Timsahlar gibi yamyassı olursunuz maazallah! Fillerden kurtulsanız il hıfzı sıhha kurullarının salgın yasakları biner tepenize. Ormanda destursuz dolaştığınız için 1593 sayılı yasanın 282’nci maddesi uyarınca 3 bin 150 lira idari para cezası yersiniz. Kazdağları’nda yaşam savunucularına kesilen bu cezanın toplamı ne kadar biliyor musunuz?

600 bin lira!

Böyle o kadar çok saçma durumlar var ki hayatımızda, belki de saçma yerine akıldışı demek gerekecek.
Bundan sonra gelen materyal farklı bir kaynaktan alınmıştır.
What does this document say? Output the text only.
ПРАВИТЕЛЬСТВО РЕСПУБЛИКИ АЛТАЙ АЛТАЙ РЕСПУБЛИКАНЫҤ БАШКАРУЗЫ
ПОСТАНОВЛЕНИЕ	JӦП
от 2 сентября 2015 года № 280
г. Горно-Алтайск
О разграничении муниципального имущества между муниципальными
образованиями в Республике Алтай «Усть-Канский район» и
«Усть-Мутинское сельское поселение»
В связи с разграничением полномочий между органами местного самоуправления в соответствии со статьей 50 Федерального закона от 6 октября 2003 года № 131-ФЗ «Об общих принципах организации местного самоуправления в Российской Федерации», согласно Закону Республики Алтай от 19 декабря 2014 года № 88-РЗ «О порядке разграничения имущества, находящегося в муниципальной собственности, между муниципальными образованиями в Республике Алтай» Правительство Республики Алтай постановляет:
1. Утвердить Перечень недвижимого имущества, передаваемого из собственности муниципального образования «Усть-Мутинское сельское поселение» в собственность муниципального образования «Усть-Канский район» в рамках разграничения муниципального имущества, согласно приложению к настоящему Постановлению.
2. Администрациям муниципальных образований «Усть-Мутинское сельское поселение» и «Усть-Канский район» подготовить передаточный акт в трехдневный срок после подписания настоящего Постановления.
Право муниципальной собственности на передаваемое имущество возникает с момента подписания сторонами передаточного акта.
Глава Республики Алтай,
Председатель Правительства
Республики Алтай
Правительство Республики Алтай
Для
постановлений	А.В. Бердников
Çünkü Türkiye, tarihinin en akıldışı zamanlarını yaşıyor. Öylesine akıldışı ki, akıldışı değil!

“Post- normal” de diyebileceğimiz -aşağı yukarı 20 yıldır içinde bulunduğumuz- sürecin tümü için saptayabiliriz bu olguyu.

İşin kötüsü, tüm toplumca kanıksadığımız bir durum bu.

BUNLAR AKILDIŞI DEĞİLSE…

Sağlık Bakanı’nın her gün sosyal medya hesabından açıkladığı test, vaka, hasta ve ölü sayılarını mesela, öylesine kanıksamış haldeyiz ki, rakamların her geçen gün büyümesi dikkatimizi çekmiyor, umursamıyoruz. Oysa büyüyen her sayı nice ocakların sönmesi, salgının da kırım aşamasına sıçraması demek…

Kadınların kocaları, sevgilileri, kardeşleri tarafından öldürülmesi -bu yazının yazıldığı gün akademisyen Aylin Sözer öldürüldü ve yakıldı…

Taciz ve tecavüzün gündelik olay haline gelmesi…

Salgında işsiz kaldıkları için intihar eden müzisyenler…

İşsiz kalan garsonlar, komiler, temizlikçi kadınlar…

Cumhurbaşkanı Danışmanı, Vakıfbank YK üyesi ve Spor Bakanı yardımcısı eski milli güreşçimizin diplomasının sahte çıkması…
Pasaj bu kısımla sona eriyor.